To examine the fidelity of Taq197, we characterized the misincorporation of the three incorrect dNTP-Fls opposite dA in the template under pre-steady state conditions. Importantly, as with wild type Taq, Taq197 does not measurably synthesize any mispairs, even after 90 minutes. Thus, based on the detection limit of the assay (see Supporting Information), we set an upper limit of 5.6 × 10−4 min−1 for the rate of mispair formation, making correct incorporation of modified nucleotides more than 5,000-fold more efficient than mispair formation. These data suggest the fidelity of Taq197 has not been significantly compromised and that it should be sufficient for sequencing applications.

Finally, we evaluated the performance of Taq and Taq197 in single molecule sequencing reactions using a set of 30 oligonucleotides derived from the sequence of the M13 phage genome (Figure 2). After 32 base addition cycles (a total of 8 additions of each of the four dNTP-Fls), Taq produced a median strand length of two nucleotides. In contrast, Taq197 produced a median strand length of six nucleotides, with significantly longer lengths also observed. The conditions employed in these reactions were optimized for mesophilic polymerases, thus optimization for Taq197 will likely significantly increase the absolute read length. Regardless, the data reveal that the improved ability of Taq197 to accept the modified nucleotides translates into significantly improved performance in single molecule sequencing.

Figure 2
Performance of Taq197 (black) compared to wild type Taq (gray) in single molecule DNA sequencing after 32 base addition cycles (for details, see Supporting Information).

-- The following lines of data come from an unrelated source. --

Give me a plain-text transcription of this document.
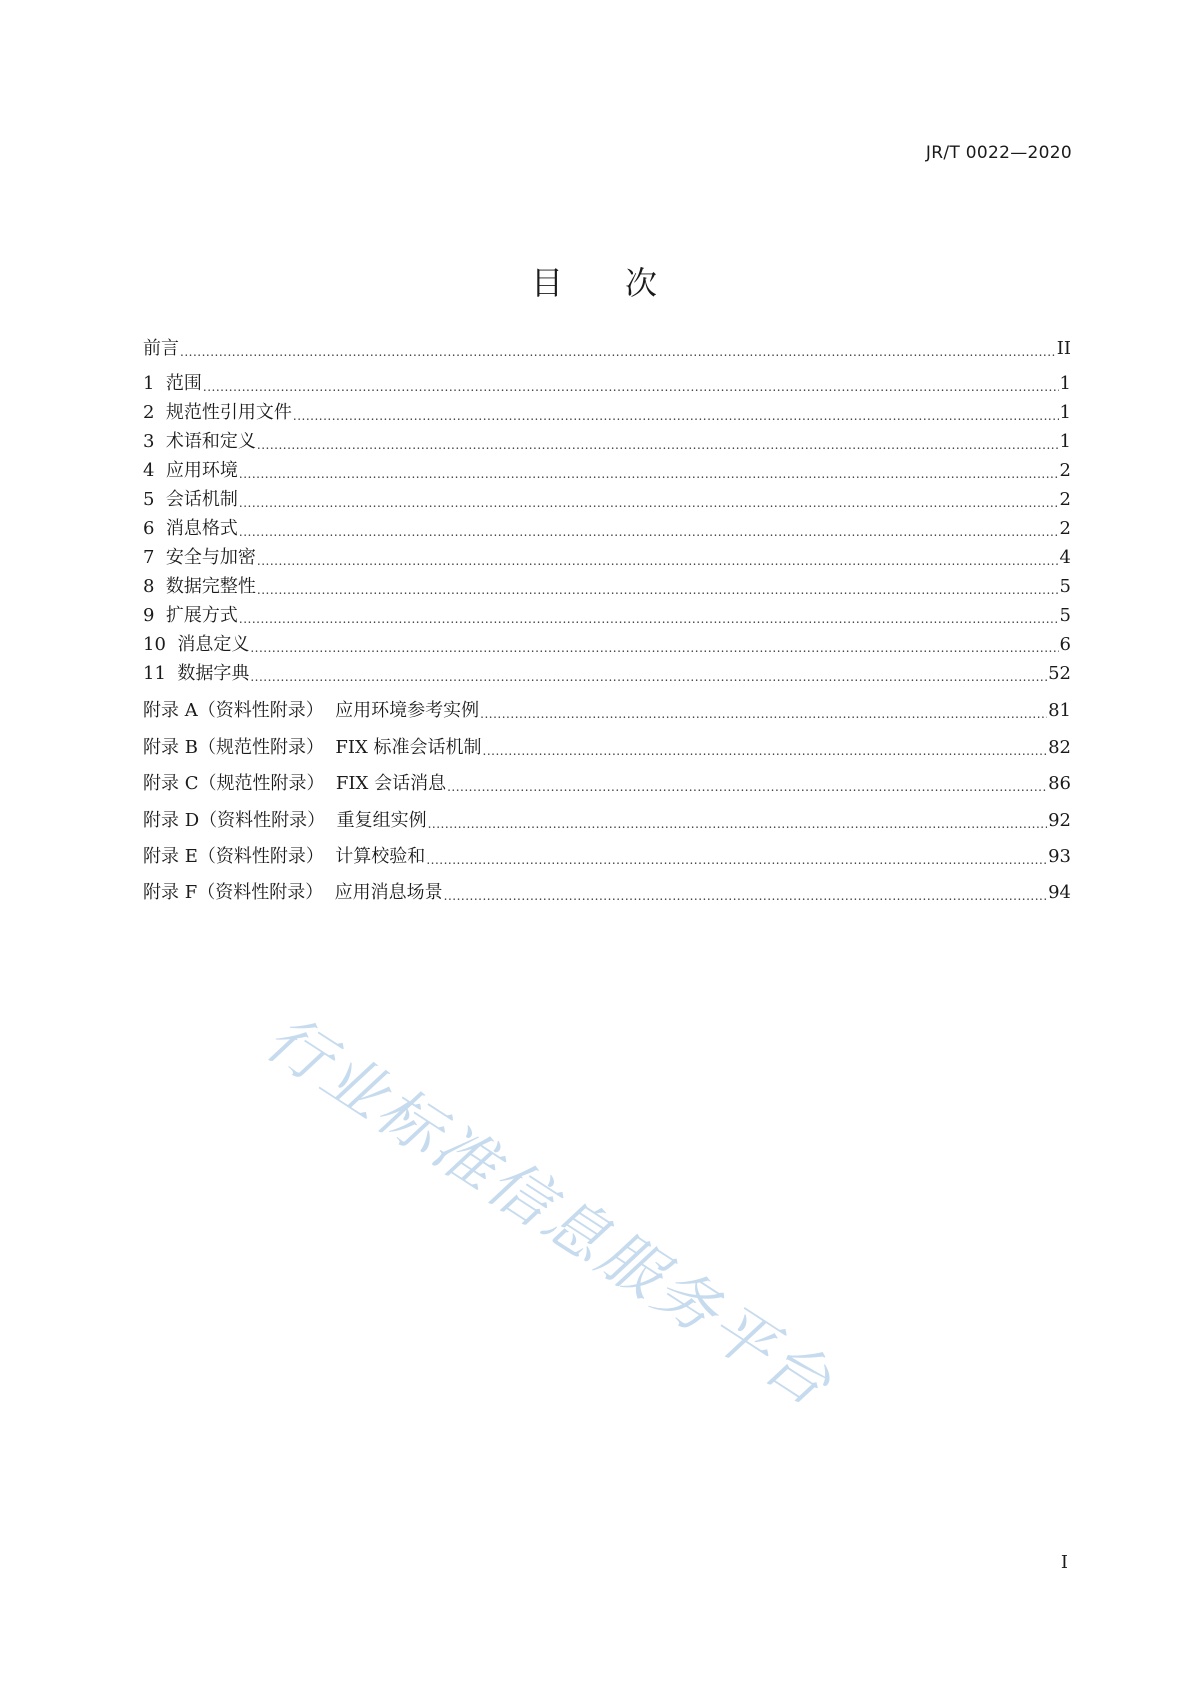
JR/T 0022—2020
目 次
前言 .....	II
1  范围 .....	1
2  规范性引用文件 .....	1
3  术语和定义 .....	1
4  应用环境 .....	2
5  会话机制 .....	2
6  消息格式 .....	2
7  安全与加密 .....	4
8  数据完整性 .....	5
9  扩展方式 .....	5
10  消息定义 .....	6
11  数据字典 .....	52
附录 A（资料性附录）  应用环境参考实例 .....	81
附录 B（规范性附录）  FIX 标准会话机制 .....	82
附录 C（规范性附录）  FIX 会话消息 .....	86
附录 D（资料性附录）  重复组实例 .....	92
附录 E（资料性附录）  计算校验和 .....	93
附录 F（资料性附录）  应用消息场景 .....	94
行业标准信息服务平台
I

Taq197 has 14 mutations relative to its wild type progenitor (Figure 3 and Supporting Information). Based on the crystal structure of the ternary complex of the wild type enzyme and natural substrates,[9] it seems likely that at least one of the mutations, T664A, alters direct interactions with the modified substrates. Thr664 is located in the developing major groove of the DNA, 6.1 Å away from the site where the linker is attached to the incoming dNTP (Figure 3a); mutation to the smaller Ala residue may enable the polymerase to better tolerate the bulky linker. In addition to these direct interactions, there are a number of more subtle changes; five amino acids in the O-helix and three in the N-helix, which packs on the O-helix, are mutated to other hydrophobic residues (Figure 3b). These mutations appear to participate in three clusters of packing interactions that likely contribute to improved positioning of the O-helix, which has been shown to close over, and make specific contacts with, the incoming dNTP during DNA synthesis.[910,12] Thus, while additional experiments are required to fully deconvolute the specific contributions of individual mutations to the improved activities of Taq197, the polymerase appears to have acquired an expanded substrate repertoire by optimizing both direct and indirect contacts with the modified substrates.

Figure 3
Taq polymerase (PDB ID 1qsy) showing residues mutated in Taq197. The N- and O-helices are labeled, the DNA strands are shown in black, and the incoming dNTP is rendered as stick. a) Thr664 is located 6.1 Å (dashed line) from the major groove of ...

Taq197 is the first example of a DNA polymerase optimized by directed evolution for next generation sequencing. Considering that many of the most promising next generation sequencing methods rely on DNA polymerase recognition of modified substrates, and that they would be aided by polymerase optimization, the methods detailed here should be broadly applicable to other next generation sequencing platforms. In addition to its benefit to sequencing methods, many other emerging technologies, including DNA labeling and SELEX, would be greatly facilitated by an increased ability to replicate DNA containing similarly modified nucleotides, and Taq197, or a further optimized progeny, is likely to facilitate these technologies, as well.[13]

Supplementary Material

Supp Data


This work was supported by National Institutes of Health award GM060005 (F.E.R.) and Helicos BioSciences Corporation.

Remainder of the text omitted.